In modern applications, whether in print or electronic devices, the font size used for Chinese characters is sometimes smaller in order to fit more information into a limited space, so that the problems of visual size and layout grayscale come to the fore. Historically, a better printing font to solve both of these problems was the Juzhen Song font. The Song-like font is the structure of regular font and the pen shape of Song font. Now let's take a closer look at the Juzhen Imitation Song sample, and I find that my previous description of it is more stylistic. The reason why this glyph of Juzhen Imitation Song font is suitable for body reading is not because of its style, but because of its relatively low contrast between the thickness of the strokes. The Juzhen Imitation Song font has the traditional orthographic and clip-note characters commonly used in ancient books. The style of clip-note characters is usually half the width of orthographic characters, so the requirement for clarity of text is higher, and the clip-note characters of Juzhen Imitation Song font are designed to be almost visually consistent in thickness horizontally and vertically, and such treatment is strikingly similar to some contemporary design theories, such as Dwiggins' M guidelines. In contemporary times, we are also surprised to find that a font manufacturer has released a Chinese font that challenges small font sizes. This design uses the exclusive research and development of very small font technology to solve the font in various packaging printing, ultra-small fonts and other areas of application, so that these words can be very clear display and printing.

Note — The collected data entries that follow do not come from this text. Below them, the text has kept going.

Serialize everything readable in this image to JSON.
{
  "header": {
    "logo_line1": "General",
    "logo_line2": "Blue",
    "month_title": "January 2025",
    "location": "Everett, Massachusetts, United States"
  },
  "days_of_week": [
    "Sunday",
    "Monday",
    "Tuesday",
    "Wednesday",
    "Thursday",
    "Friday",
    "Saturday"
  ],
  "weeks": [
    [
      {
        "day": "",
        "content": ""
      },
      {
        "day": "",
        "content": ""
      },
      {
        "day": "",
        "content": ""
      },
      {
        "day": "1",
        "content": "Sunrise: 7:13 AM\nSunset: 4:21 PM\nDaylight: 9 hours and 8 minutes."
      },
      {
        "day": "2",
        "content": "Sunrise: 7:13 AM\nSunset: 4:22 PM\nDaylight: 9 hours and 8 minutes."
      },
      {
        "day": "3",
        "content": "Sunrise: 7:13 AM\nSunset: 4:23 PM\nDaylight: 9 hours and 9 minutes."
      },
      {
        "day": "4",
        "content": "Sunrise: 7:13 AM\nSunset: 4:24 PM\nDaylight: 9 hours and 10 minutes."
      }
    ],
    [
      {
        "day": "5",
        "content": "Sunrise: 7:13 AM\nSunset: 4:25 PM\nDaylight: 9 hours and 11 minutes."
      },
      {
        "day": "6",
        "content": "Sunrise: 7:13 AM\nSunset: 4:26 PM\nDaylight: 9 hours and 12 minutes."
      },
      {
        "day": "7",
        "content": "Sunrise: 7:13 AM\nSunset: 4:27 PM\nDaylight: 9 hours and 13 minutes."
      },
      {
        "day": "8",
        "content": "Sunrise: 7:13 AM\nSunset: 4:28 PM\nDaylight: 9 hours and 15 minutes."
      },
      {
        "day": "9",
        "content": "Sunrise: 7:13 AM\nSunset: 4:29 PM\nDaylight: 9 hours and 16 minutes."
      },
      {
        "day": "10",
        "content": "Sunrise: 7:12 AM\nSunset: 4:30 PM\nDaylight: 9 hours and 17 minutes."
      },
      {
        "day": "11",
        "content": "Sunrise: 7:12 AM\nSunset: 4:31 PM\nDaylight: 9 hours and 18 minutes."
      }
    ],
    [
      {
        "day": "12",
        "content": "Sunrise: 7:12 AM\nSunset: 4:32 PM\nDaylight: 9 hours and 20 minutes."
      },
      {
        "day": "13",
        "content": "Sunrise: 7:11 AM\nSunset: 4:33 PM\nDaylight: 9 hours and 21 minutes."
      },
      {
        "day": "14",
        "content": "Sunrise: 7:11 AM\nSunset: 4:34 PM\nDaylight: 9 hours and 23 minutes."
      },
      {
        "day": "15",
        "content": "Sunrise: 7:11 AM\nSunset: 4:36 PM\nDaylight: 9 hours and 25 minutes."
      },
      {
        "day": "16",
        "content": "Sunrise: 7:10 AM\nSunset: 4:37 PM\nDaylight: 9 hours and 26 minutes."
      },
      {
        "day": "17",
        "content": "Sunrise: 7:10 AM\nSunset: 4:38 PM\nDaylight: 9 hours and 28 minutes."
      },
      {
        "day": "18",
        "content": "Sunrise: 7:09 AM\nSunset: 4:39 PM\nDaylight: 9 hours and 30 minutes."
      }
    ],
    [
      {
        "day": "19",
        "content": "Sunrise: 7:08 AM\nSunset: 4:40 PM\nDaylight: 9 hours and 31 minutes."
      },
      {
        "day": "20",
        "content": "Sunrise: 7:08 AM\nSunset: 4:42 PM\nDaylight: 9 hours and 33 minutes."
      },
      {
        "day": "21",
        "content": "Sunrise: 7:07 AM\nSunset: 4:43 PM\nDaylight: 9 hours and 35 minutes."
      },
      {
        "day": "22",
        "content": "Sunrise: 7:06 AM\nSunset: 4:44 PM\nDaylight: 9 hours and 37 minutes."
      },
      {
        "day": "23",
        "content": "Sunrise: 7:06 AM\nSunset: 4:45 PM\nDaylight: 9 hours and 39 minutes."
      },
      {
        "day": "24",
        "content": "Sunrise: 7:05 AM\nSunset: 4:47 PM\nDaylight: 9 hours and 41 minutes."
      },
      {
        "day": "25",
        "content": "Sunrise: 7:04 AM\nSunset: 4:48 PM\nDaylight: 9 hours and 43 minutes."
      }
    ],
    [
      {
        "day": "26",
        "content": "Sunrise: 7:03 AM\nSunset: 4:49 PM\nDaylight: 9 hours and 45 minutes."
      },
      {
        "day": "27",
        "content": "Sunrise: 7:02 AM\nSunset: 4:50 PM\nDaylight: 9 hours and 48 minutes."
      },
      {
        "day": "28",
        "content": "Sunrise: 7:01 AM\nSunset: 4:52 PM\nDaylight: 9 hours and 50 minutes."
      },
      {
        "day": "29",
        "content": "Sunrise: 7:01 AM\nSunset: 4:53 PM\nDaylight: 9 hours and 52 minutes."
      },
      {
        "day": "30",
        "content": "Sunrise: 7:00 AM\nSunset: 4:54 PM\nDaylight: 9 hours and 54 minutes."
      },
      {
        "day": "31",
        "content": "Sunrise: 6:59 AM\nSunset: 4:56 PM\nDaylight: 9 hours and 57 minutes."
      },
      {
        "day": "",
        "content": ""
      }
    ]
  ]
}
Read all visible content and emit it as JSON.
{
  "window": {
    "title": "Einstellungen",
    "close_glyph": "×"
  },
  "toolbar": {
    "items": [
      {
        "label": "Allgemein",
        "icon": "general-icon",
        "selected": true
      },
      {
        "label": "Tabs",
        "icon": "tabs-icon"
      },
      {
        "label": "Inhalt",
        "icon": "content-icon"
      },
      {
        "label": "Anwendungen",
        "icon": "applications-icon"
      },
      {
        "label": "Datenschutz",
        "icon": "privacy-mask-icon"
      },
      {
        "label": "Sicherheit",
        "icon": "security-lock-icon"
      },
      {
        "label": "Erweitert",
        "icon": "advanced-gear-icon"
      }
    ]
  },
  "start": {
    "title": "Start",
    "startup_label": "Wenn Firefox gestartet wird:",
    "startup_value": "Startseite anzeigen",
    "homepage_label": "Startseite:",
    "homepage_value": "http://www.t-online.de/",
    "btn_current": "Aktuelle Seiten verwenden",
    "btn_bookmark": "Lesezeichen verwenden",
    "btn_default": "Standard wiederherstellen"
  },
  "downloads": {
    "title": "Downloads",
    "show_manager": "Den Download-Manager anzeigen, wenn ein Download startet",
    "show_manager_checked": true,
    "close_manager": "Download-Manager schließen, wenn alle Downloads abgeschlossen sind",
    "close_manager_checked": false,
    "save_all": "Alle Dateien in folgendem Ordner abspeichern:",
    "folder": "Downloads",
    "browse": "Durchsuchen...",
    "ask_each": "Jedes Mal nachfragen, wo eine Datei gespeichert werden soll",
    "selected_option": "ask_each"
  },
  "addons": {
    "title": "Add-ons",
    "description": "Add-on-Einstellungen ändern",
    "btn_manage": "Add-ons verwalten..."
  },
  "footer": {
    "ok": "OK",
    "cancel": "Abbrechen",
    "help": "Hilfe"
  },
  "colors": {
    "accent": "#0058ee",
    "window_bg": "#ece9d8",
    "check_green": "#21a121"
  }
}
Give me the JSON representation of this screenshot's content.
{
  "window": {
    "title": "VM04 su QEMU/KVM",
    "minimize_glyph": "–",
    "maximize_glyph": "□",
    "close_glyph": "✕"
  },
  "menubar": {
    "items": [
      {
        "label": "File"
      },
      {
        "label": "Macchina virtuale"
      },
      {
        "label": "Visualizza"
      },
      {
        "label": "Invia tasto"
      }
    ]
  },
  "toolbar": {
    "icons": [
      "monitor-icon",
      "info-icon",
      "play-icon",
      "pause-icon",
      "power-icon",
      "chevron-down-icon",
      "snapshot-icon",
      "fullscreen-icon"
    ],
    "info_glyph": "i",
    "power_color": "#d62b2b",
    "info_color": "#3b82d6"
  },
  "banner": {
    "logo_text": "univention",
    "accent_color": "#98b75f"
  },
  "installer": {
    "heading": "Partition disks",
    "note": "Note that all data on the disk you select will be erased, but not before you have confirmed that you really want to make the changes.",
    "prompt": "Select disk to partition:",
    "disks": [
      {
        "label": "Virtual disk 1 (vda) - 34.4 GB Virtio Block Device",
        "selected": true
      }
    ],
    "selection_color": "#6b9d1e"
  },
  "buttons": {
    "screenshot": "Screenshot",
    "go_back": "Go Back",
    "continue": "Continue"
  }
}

There are many more points about typography. In recent years, our font design research and products have made great progress, whether it is the number of published papers, creations, IP creation of font design or font products are increasing. However, from the above several points of discussion, I found that the level of domestic printing font design and application in the computer era mentioned back then has a gap with foreign countries, lagging behind the development of graphics and images. Keywords from the computer era into the Internet era, the emphasis on practice rather than theory, content rather than context, and form rather than technology has improved, but still needs to be improved. In view of this, the author calls for the continuous maintenance of a good environment for the development of Chinese printing fonts as well as the application system, and the design and promotion of more excellent multi-language fonts to meet the needs of modern design. This involves the issue of cultural heritage, which can be said to be both a social need and a social responsibility. We are in an era of development toward screen media-based Internet, especially since the outbreak of the epidemic, and everyone has embraced digital life almost overnight. As the main carrier of our information dissemination - Chinese characters, drawing on traditional print font design and focusing on its scientific, humanistic and aesthetic nature is a goal that every font designer always needs to pursue.